150 anos passados do nascimento de Alexandra Kollontai, assinalamos o seu histórico legado de luta, resistência e organização política revolucionária.

A conjuntura que, em Março de 1872, conhece o nascimento de Kollontai é de profunda convulsão social. Apesar da sua protegida infância num contexto familiar burguês, a teórica marxista adquire, não alheia à pulsação da cidade que a acolhe – São Petersburgo era, à época, um dos mais relevantes focos do movimento operário russo -, uma clara consciência das injustiças sociais que marcavam o país. Mais de 70% da população era camponesa, 80% da população era analfabeta e vivia-se em condições de extrema precariedade e de violenta repressão dos movimentos operários pelo governo czarista. O aparato estatal e económico espelhava a tradicional e hierárquica estrutura familiar, que se mostrava pilar fulcral da sociedade russa e que motivaria Kollontai a participar intensamente na organização das mulheres trabalhadoras, primeiro nos locais de trabalho e, de seguida, no seio do Partido Social-democrata e do Partido Bolchevique. Mesmo quando vem integrar a maior corrente de oposição dentro deste último – a chamada “Oposição Operária”, consolidada em 1920 com o findar da guerra civil – e abdica, por conseguinte, dos cargos que ocupa no Governo Bolchevique, manter-se-á continuamente firme no seu compromisso com as tarefas dentro do Partido e com uma política revolucionária proletária.

A luta pela emancipação política, económica e sexual da mulher determinará de forma inabalável o percurso de Kollontai, acompanhando Lenin no reconhecimento da independência económica da mulher como condição essencial para o triunfo da Revolução de 1917 e valorizando o trabalho feminino em todas as esferas da economia russa. Assim, o profundo impacto da Revolução de Outubro na situação do proletariado feminino vem concretizar, num processo sem precedentes na história mundial, a participação da mulher em todos os sectores da vida pública, socio-política, material e cultural do país, em condições de integral dignidade e igualdade com os seus pares masculinos, desestabilizando os pressupostos comuns da sua condição de subalternidade.

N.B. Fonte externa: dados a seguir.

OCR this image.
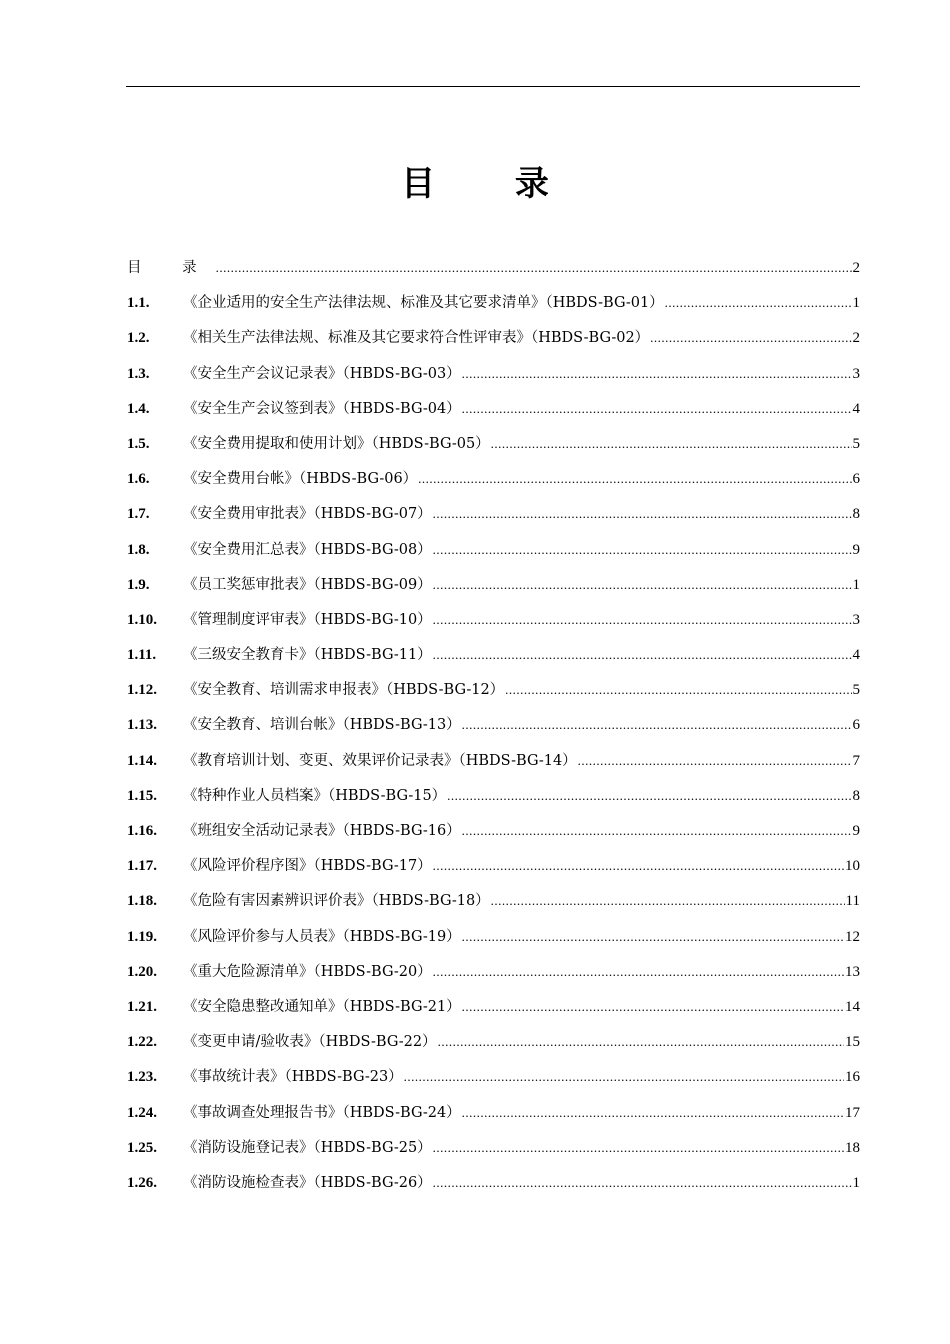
目 录
目 录 .....	2
1.1.	《企业适用的安全生产法律法规、标准及其它要求清单》（HBDS-BG-01） .....	1
1.2.	《相关生产法律法规、标准及其它要求符合性评审表》（HBDS-BG-02） .....	2
1.3.	《安全生产会议记录表》（HBDS-BG-03） .....	3
1.4.	《安全生产会议签到表》（HBDS-BG-04） .....	4
1.5.	《安全费用提取和使用计划》（HBDS-BG-05） .....	5
1.6.	《安全费用台帐》（HBDS-BG-06） .....	6
1.7.	《安全费用审批表》（HBDS-BG-07） .....	8
1.8.	《安全费用汇总表》（HBDS-BG-08） .....	9
1.9.	《员工奖惩审批表》（HBDS-BG-09） .....	1
1.10.	《管理制度评审表》（HBDS-BG-10） .....	3
1.11.	《三级安全教育卡》（HBDS-BG-11） .....	4
1.12.	《安全教育、培训需求申报表》（HBDS-BG-12） .....	5
1.13.	《安全教育、培训台帐》（HBDS-BG-13） .....	6
1.14.	《教育培训计划、变更、效果评价记录表》（HBDS-BG-14） .....	7
1.15.	《特种作业人员档案》（HBDS-BG-15） .....	8
1.16.	《班组安全活动记录表》（HBDS-BG-16） .....	9
1.17.	《风险评价程序图》（HBDS-BG-17） .....	10
1.18.	《危险有害因素辨识评价表》（HBDS-BG-18） .....	11
1.19.	《风险评价参与人员表》（HBDS-BG-19） .....	12
1.20.	《重大危险源清单》（HBDS-BG-20） .....	13
1.21.	《安全隐患整改通知单》（HBDS-BG-21） .....	14
1.22.	《变更申请/验收表》（HBDS-BG-22） .....	15
1.23.	《事故统计表》（HBDS-BG-23） .....	16
1.24.	《事故调查处理报告书》（HBDS-BG-24） .....	17
1.25.	《消防设施登记表》（HBDS-BG-25） .....	18
1.26.	《消防设施检查表》（HBDS-BG-26） .....	1
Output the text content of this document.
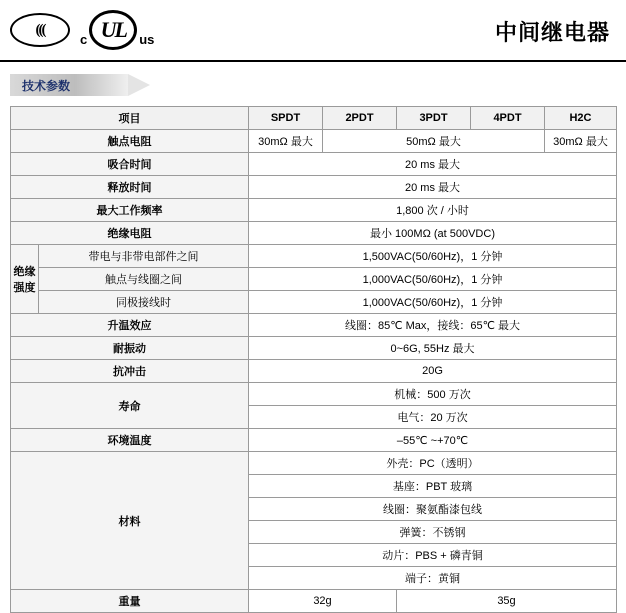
(((
c UL	us	中间继电器
技术参数
项目		SPDT	2PDT	3PDT	4PDT	H2C
触点电阻		30mΩ 最大	50mΩ 最大			30mΩ 最大
吸合时间		20 ms 最大				
释放时间		20 ms 最大				
最大工作频率		1,800 次 / 小时				
绝缘电阻		最小 100MΩ (at 500VDC)				
绝缘强度	带电与非带电部件之间	1,500VAC(50/60Hz)，1 分钟				
	触点与线圈之间	1,000VAC(50/60Hz)，1 分钟				
	同极接线时	1,000VAC(50/60Hz)，1 分钟				
升温效应		线圈：85℃ Max，接线：65℃ 最大				
耐振动		0~6G, 55Hz 最大				
抗冲击		20G				
寿命		机械：500 万次				
		电气：20 万次				
环境温度		–55℃ ~+70℃				
材料		外壳：PC（透明）				
		基座：PBT 玻璃				
		线圈：聚氨酯漆包线				
		弹簧：不锈钢				
		动片：PBS + 磷青铜				
		端子：黄铜				
重量		32g		35g		
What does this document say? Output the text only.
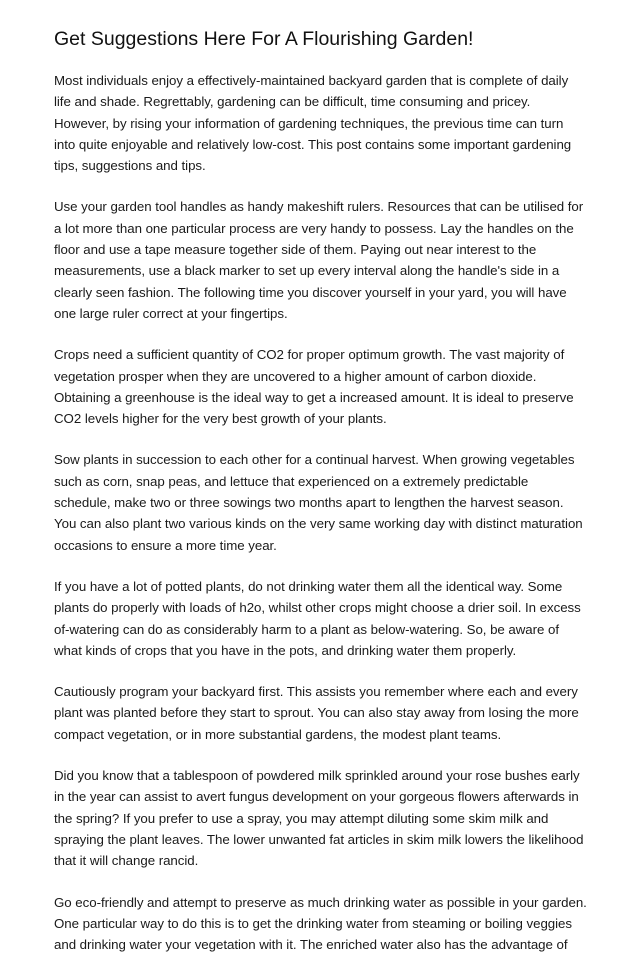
Get Suggestions Here For A Flourishing Garden!

Most individuals enjoy a effectively-maintained backyard garden that is complete of daily life and shade. Regrettably, gardening can be difficult, time consuming and pricey. However, by rising your information of gardening techniques, the previous time can turn into quite enjoyable and relatively low-cost. This post contains some important gardening tips, suggestions and tips.

Use your garden tool handles as handy makeshift rulers. Resources that can be utilised for a lot more than one particular process are very handy to possess. Lay the handles on the floor and use a tape measure together side of them. Paying out near interest to the measurements, use a black marker to set up every interval along the handle's side in a clearly seen fashion. The following time you discover yourself in your yard, you will have one large ruler correct at your fingertips.

Crops need a sufficient quantity of CO2 for proper optimum growth. The vast majority of vegetation prosper when they are uncovered to a higher amount of carbon dioxide. Obtaining a greenhouse is the ideal way to get a increased amount. It is ideal to preserve CO2 levels higher for the very best growth of your plants.

Sow plants in succession to each other for a continual harvest. When growing vegetables such as corn, snap peas, and lettuce that experienced on a extremely predictable schedule, make two or three sowings two months apart to lengthen the harvest season. You can also plant two various kinds on the very same working day with distinct maturation occasions to ensure a more time year.

If you have a lot of potted plants, do not drinking water them all the identical way. Some plants do properly with loads of h2o, whilst other crops might choose a drier soil. In excess of-watering can do as considerably harm to a plant as below-watering. So, be aware of what kinds of crops that you have in the pots, and drinking water them properly.

Cautiously program your backyard first. This assists you remember where each and every plant was planted before they start to sprout. You can also stay away from losing the more compact vegetation, or in more substantial gardens, the modest plant teams.

Did you know that a tablespoon of powdered milk sprinkled around your rose bushes early in the year can assist to avert fungus development on your gorgeous flowers afterwards in the spring? If you prefer to use a spray, you may attempt diluting some skim milk and spraying the plant leaves. The lower unwanted fat articles in skim milk lowers the likelihood that it will change rancid.

Go eco-friendly and attempt to preserve as much drinking water as possible in your garden. One particular way to do this is to get the drinking water from steaming or boiling veggies and drinking water your vegetation with it. The enriched water also has the advantage of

Retomando as pioneiras teorizações de Engels sobre a família, a propriedade privada e o Estado, Kollontai concebe o casamento enquanto instituição reaccionária e cárcere primeiro da mulher trabalhadora, amarrando-a ao trabalho doméstico e ao cuidado dos filhos (trabalho improdutivo que deveria exercer a par do seu trabalho assalariado, produtivo). Obedecendo ao modelo burguês de transmissão linear do património adquirido, o casamento instituía, por conseguinte, a obrigatoriedade da monogamia e da servitude da mulher.

É no seio do proletariado que a autora identifica o necessário processo de desintegração da família, fazendo ruir a velha moral e cedendo as coordenadas de uma nova ordem, baseada na união livre entre homem e mulher e caracterizada pelo respeito mútuo, solidariedade e camaradagem. Eliminando a produção capitalista e a propriedade privada, eliminar-se-ia o carácter indissolúvel do casamento que sustentava a posse absoluta de um ser pelo outro – e que conduzia, segundo Kollontai, à prostituição e ao adultério. Não mais dependendo do marido, a força nos braços da mulher será enfim a medida do seu sustento.

Kollontai, nomeada Comissária do Povo para a Saúde e Bem-estar Social (a primeira mulher a liderar um departamento do Estado), impulsiona legislação de impacto crucial na vida das mulheres trabalhadoras. A par do sufrágio universal, instituía-se a despenalização do aborto, o direito ao divórcio sem restrições e o reconhecimento legal de novas formas de relacionamento entre homens e mulheres – das quais se exclui o casamento pela igreja. A assim contextualizada defesa de uma união de afectos e camaradagem no lugar da tradicional família, afirmou-se um dos mais marcantes (e mais difíceis de acompanhar, à época) esforços de Kollontai.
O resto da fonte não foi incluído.